Monticello library expands services to home-school families

Last spring, the Monticello library started offering scheduled programming for area home-school families. Attendance ranges from 10-14 kids, along with parents to assist. Here, a group works on a water-color resistant project, creating their own stained glass artwork. (Photos submitted)

One of the home-school parents in Monticello, Michelle Perry, assists her son Jacob with a seed-starting project. The Monticello library brought in a gardener to talk about starting your own garden.
Kim Brooks
Express Editor

     The Monticello Public Library is always thinking toward the future and looking at ways in which to expand services. One of those ideas brings into account home-schooled families throughout Jones County and surrounding counties.

     In March, prior to the end of the last school year, MaDonna Thoma-Kremer, who’s in charge of technology and adult services, brought the idea to Library Director Michelle Turnis.

     “We had been talking about it for quite a while,” Turnis said.

     Now was the time to implement “Enrichment Activities for Home-schooling Families.”

     The group of parents and students in grades K-12 meet during the second and fourth Tuesdays every month at 10:30 a.m. at the library. The activities range from arts and crafts to public speaking, STEM projects, and more.

     “We want to help expose those kids to different things to meet their education needs,” said Kremer.

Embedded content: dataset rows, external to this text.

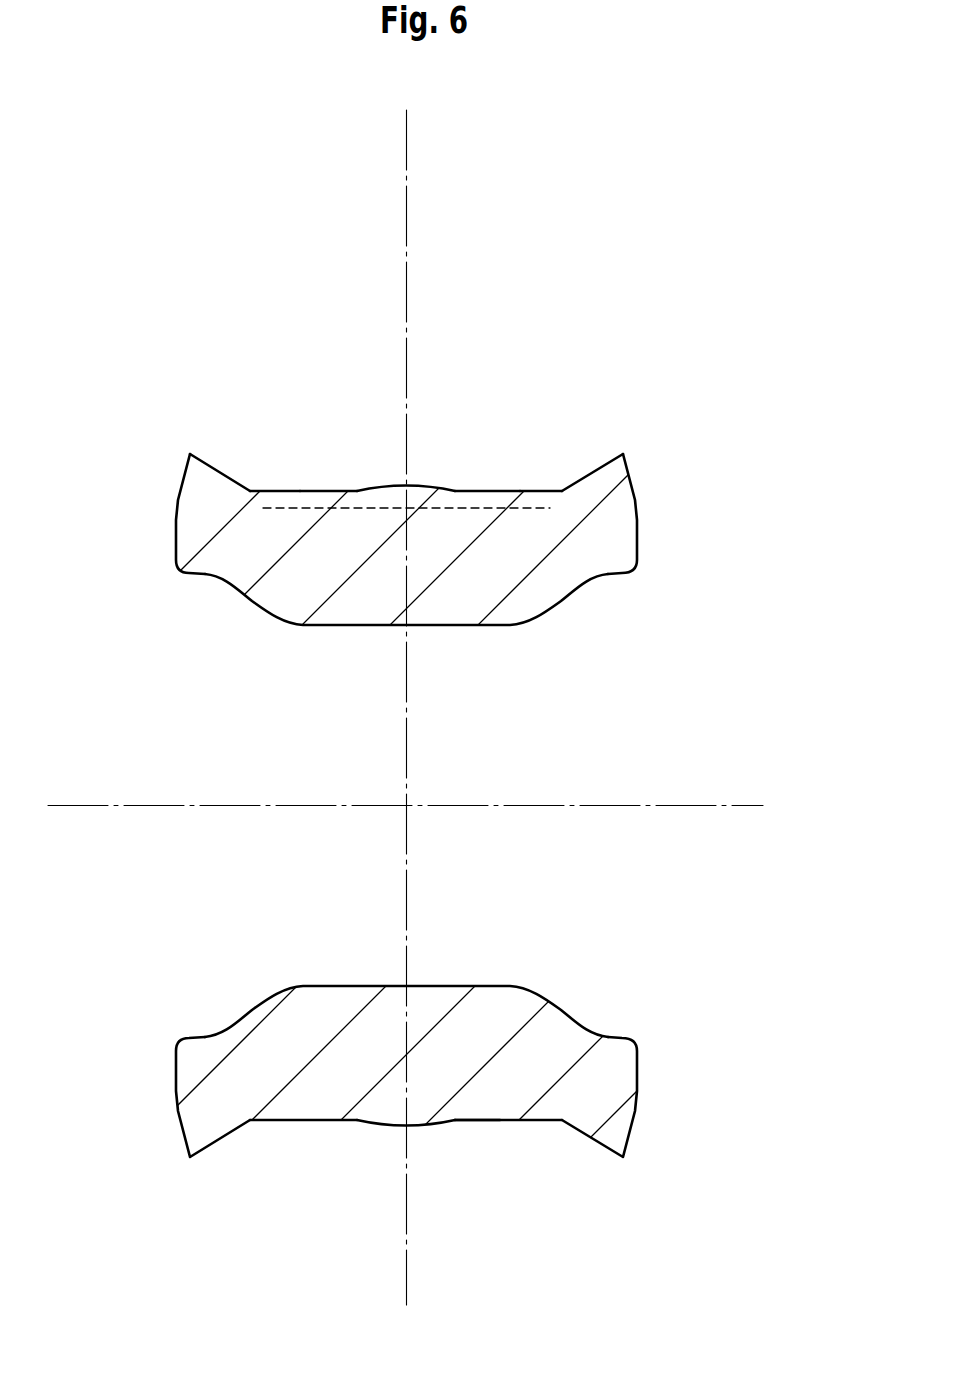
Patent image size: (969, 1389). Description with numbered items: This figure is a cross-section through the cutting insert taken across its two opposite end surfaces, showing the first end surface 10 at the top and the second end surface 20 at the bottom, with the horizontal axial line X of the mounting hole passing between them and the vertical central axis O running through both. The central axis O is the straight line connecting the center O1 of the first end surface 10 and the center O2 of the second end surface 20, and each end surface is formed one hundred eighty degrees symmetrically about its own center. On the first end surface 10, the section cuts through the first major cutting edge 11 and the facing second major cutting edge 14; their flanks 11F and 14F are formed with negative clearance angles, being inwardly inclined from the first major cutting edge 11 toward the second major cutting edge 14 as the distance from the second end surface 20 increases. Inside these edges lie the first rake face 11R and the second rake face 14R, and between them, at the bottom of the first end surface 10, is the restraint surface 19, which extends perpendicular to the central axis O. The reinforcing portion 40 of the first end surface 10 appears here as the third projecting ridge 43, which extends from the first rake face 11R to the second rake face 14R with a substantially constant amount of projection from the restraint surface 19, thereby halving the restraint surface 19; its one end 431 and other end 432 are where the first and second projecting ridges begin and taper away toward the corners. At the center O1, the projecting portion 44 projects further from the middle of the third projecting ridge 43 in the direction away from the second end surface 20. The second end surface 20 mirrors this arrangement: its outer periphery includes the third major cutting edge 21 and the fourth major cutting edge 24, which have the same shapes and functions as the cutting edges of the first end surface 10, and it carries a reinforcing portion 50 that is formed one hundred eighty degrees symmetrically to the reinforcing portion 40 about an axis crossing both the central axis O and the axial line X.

The first end surface 10 is at (411, 433).
The first major cutting edge 11 is at (663, 427).
The flank 11F is at (629, 483).
The first rake face 11R is at (592, 468).
The second major cutting edge 14 is at (170, 454).
The flank 14F is at (180, 485).
The second rake face 14R is at (220, 465).
The restraint surface 19 is at (506, 482).
The reinforcing portion 40 is at (482, 490).
The third projecting ridge 43 is at (416, 377).
The one end of the third projecting ridge 431 is at (563, 488).
The other end of the third projecting ridge 432 is at (252, 492).
The projecting portion 44 is at (406, 487).
The second end surface 20 is at (433, 1143).
The third major cutting edge 21 is at (190, 1157).
The fourth major cutting edge 24 is at (622, 1158).
The reinforcing portion 50 is at (453, 1121).
The central axis O is at (407, 692).
The center of the first end surface O1 is at (406, 487).
The center of the second end surface O2 is at (406, 1125).
The axial line of the mounting hole X is at (421, 809).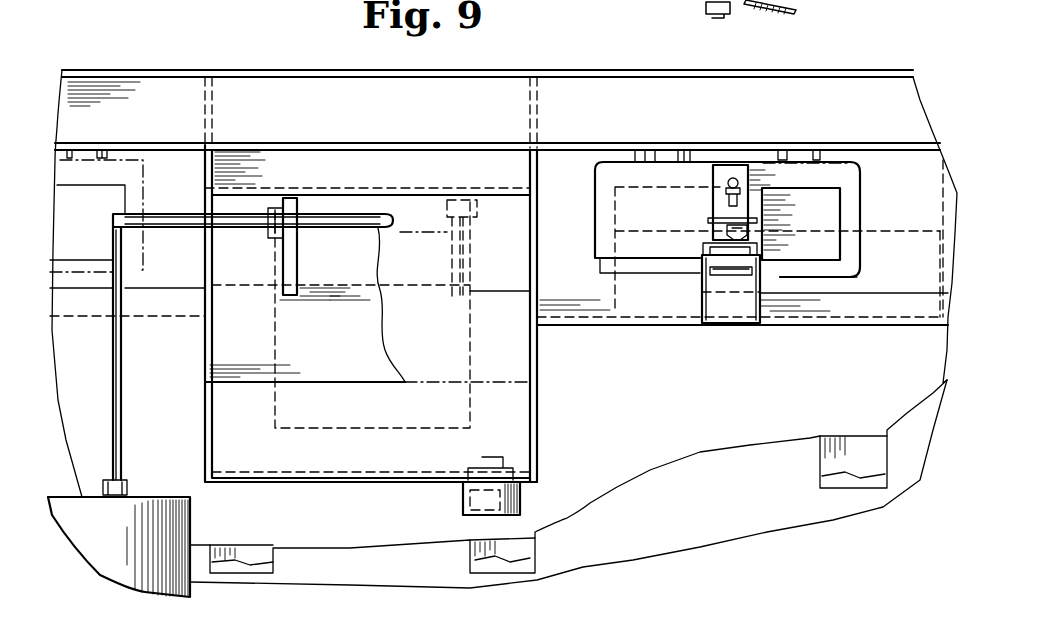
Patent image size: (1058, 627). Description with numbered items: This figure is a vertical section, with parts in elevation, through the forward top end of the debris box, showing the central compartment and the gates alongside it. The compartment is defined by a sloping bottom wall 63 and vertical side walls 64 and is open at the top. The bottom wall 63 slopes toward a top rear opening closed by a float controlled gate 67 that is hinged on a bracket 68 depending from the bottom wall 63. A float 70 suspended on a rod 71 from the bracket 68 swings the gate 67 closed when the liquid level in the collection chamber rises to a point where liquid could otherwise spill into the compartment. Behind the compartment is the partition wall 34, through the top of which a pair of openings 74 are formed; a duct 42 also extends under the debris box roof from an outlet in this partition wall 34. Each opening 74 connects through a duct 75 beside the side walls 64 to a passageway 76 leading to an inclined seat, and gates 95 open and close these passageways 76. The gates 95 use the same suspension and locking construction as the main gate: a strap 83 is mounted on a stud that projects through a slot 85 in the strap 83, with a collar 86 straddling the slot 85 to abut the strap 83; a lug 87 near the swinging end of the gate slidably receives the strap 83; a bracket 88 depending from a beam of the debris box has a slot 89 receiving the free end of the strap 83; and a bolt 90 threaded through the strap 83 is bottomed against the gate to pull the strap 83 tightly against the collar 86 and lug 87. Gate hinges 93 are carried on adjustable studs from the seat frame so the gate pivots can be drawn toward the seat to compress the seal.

The partition wall 34 is at (680, 427).
The duct 42 is at (470, 357).
The bottom wall 63 is at (372, 482).
The side walls 64 is at (537, 447).
The float controlled gate 67 is at (357, 354).
The bracket 68 is at (297, 245).
The float 70 is at (190, 517).
The rod 71 is at (121, 416).
The openings 74 is at (893, 232).
The duct 75 is at (90, 318).
The passageway 76 is at (835, 212).
The strap 83 is at (740, 172).
The slot 85 is at (727, 200).
The collar 86 is at (742, 186).
The lug 87 is at (760, 250).
The bracket 88 is at (748, 308).
The slot 89 is at (715, 277).
The bolt 90 is at (752, 228).
The gate hinges 93 is at (652, 162).
The gates 95 is at (143, 160).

     By meeting in the daytime during the school year, the Monticello library is less busy because other kids are in school.

     “It’s a good use of our resources and time,” said Kremer.

     Working around other library events on the docket, Kremer plans all of the activities well in advance. Right now, the schedule is out for home-school families from September, the start of the school year, through May, the start of summer.

     “I plan the schedule out ahead of time for the families to help plan their education curriculum,” offered Kremer.

     The home-school program is offered free of charge for those families that choose to take part and take advantage of the Monticello library’s services. Right now, home-school families from Monticello, Cascade and Onslow attend, roughly five families, or 10-14 kids.

     Kremer joined a local home-school Facebook page to connect with these families and to help spread the word.

     “I work with these families to develop relationships,” she said.

     While the home-school programming is offered just through the typical school year, Turnis said everyone is welcome to take part in the library’s summer programming as well.

     “Most families don’t do year-round schooling,” she said. The summer programs at the library can help supplement their education.

     The library tries to cover a variety of topics, many of which are generated by the families themselves.

     “STEM can cover a lot of things,” said Turnis of the science, technology, engineering and math curriculum.

     To go along with each topic, Kremer pulls out other library resources related to the topic at hand. “We try to incorporate what we already have at the library into the project,” said Kremer. “All in an effort to meet their needs.”

     Just this summer, Kremer happened to meet another home-school family in the area.

     “As a librarian, we need to be aware of our patrons, who they are and what they do,” she said. “You uncover through conversation a lot about them.”

     The library’s home-school programs also give the home-school families an opportunity to interact with one another. Kremer said they share ideas and network.

     “There’s also a social aspect as well,” said Kremer. “It gives the parents a break, time out of the house, to meet other home-school families and build on those relationships.”

     Many of the Monticello-area home-school families belong to the Marion home-school program. By offering this program in Monticello, Turnis said it cuts down on their drive time to Marion multiple times a month.

     Kremer said offering the programming for free is also a plus. “They don’t have the expense of art supplies and materials,” she said. “They can try something for free without purchasing the material.”

     Turnis added much of the projects on the schedule for the home-school families are things the library has already done with the general public, therefore has the materials needed.